If you’re using deadlifts to sculpt a sexy behind, just make sure you’re using proper form to not cause injury or overwork your back and upper body. You might end up working the wrong muscle groups if you aren’t hinging your hips enough with any of the deadlifts you try.

4. Glute Bridges

This is an accessory lift. This one looks just as “sus” as a hip thrust but don’t feel too shy to try it out. This one can be done most easily with dumbbells and resistance bands, but if you want to stick to bodyweight you can challenge yourself with single leg glute bridges. Conversely, if you want to amp it up, you can use heavier barbells! Personally, I like to keep these lighter and not use heavy barbells.

5. Hyperextensions

This is an accessory lift. Back extensions or hyperextensions are amazing for your strengthening your whole posterior chain. It’s nice to do these more toward the end of your workout after you have already done heavier lifts. When finishing off a workout with hyperextensions, it can be good to do tight, high rep pulses.

6. Abductions

This is an accessory lift. To further enhance your lower curves, you’ll want to add in an accessory lift like an abduction to hit your gluteus medius and minimus (the sides of your hips). If you’ve used bodyweight and cable variations of abductions enough, you might want to try the abduction machine to add on heavier weight and build even more strength. It’s one of my faves! See nine different exercises here.

7. Kickbacks

This is an accessory lift. This totally isolates your behind and is lovely at the end of a workout after you have already done heavier lifts. Kickbacks can be done with resistance bands, cable machines, smith machines, or even dedicated glute kickback machines at your gym. See a guide here.

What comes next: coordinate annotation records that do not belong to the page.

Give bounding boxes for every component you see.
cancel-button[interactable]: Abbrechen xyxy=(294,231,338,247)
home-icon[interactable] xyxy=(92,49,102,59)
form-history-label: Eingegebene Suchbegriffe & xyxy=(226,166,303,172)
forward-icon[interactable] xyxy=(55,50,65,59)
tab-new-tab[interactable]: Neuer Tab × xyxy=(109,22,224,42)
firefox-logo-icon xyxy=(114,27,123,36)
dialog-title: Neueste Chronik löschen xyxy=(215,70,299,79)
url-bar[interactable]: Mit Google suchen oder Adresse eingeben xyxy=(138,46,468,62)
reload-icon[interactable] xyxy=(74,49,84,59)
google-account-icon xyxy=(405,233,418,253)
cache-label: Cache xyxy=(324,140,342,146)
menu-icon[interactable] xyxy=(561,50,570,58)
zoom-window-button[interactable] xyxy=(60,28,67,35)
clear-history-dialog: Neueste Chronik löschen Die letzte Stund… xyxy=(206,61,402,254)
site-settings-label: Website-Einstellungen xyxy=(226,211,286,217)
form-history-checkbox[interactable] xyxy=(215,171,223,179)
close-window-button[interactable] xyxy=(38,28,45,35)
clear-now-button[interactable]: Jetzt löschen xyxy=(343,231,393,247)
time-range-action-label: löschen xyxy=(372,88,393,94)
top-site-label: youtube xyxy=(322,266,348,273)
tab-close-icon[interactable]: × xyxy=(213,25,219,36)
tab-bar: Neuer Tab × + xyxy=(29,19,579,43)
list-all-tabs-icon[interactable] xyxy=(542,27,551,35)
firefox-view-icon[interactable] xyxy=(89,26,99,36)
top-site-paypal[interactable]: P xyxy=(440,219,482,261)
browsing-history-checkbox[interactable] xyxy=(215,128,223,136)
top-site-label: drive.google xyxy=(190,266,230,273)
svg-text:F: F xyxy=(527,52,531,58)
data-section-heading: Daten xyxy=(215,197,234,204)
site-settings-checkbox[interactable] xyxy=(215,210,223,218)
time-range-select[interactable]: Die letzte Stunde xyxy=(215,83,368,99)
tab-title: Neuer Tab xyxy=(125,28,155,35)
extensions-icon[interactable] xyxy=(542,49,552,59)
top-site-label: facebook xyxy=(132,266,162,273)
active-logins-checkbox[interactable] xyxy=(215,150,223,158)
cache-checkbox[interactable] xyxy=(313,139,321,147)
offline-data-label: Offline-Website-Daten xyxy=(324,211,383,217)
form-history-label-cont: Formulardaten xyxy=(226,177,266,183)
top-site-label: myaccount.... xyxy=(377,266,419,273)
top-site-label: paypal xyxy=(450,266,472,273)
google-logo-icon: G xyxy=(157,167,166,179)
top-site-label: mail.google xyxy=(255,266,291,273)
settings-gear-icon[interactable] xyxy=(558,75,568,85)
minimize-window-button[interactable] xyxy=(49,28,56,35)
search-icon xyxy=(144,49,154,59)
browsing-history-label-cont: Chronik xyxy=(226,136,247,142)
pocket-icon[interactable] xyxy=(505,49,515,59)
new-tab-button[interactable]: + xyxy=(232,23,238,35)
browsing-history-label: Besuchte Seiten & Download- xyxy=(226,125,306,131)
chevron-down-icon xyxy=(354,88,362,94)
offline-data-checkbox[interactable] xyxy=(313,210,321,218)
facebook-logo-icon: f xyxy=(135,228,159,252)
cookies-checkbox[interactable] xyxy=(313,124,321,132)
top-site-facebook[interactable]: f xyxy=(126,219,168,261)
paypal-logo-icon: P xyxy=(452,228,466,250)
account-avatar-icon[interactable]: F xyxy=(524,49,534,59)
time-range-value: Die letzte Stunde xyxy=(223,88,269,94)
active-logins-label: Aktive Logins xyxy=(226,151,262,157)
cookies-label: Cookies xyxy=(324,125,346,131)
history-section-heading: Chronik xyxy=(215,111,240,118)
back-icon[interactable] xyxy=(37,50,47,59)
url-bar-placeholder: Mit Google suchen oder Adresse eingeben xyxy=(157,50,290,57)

The best part about strength training is that there are so many different ways to do it. I only touched on a few of the best movements, but if you decide to go on your own fitness journey with the goal of getting peachy au naturale, I would recommend taking a deep dive into your own research or speaking with a physician or certified personal trainer. 

Closing Thoughts

Time and time again, celebs and influencers will post their gym routines and make you believe that their unbelievably perky bum is just a result of their workouts with lots of cardio and very light weights while secretly going under the knife or quietly having cosmetic procedures done. Not telling the full truth about how a certain body form is achieved can be damaging for a young woman who aspires to have sexy curves.

It’s no easy feat finding confidence in your own body when the odds are stacked against you with how the media manipulates body image through trends and falsehoods. Let’s leave the cartoon-ish, impossible booty standard behind and embrace the real, sexy, and strong curves that come from dedication, healthy choices, and love for your body!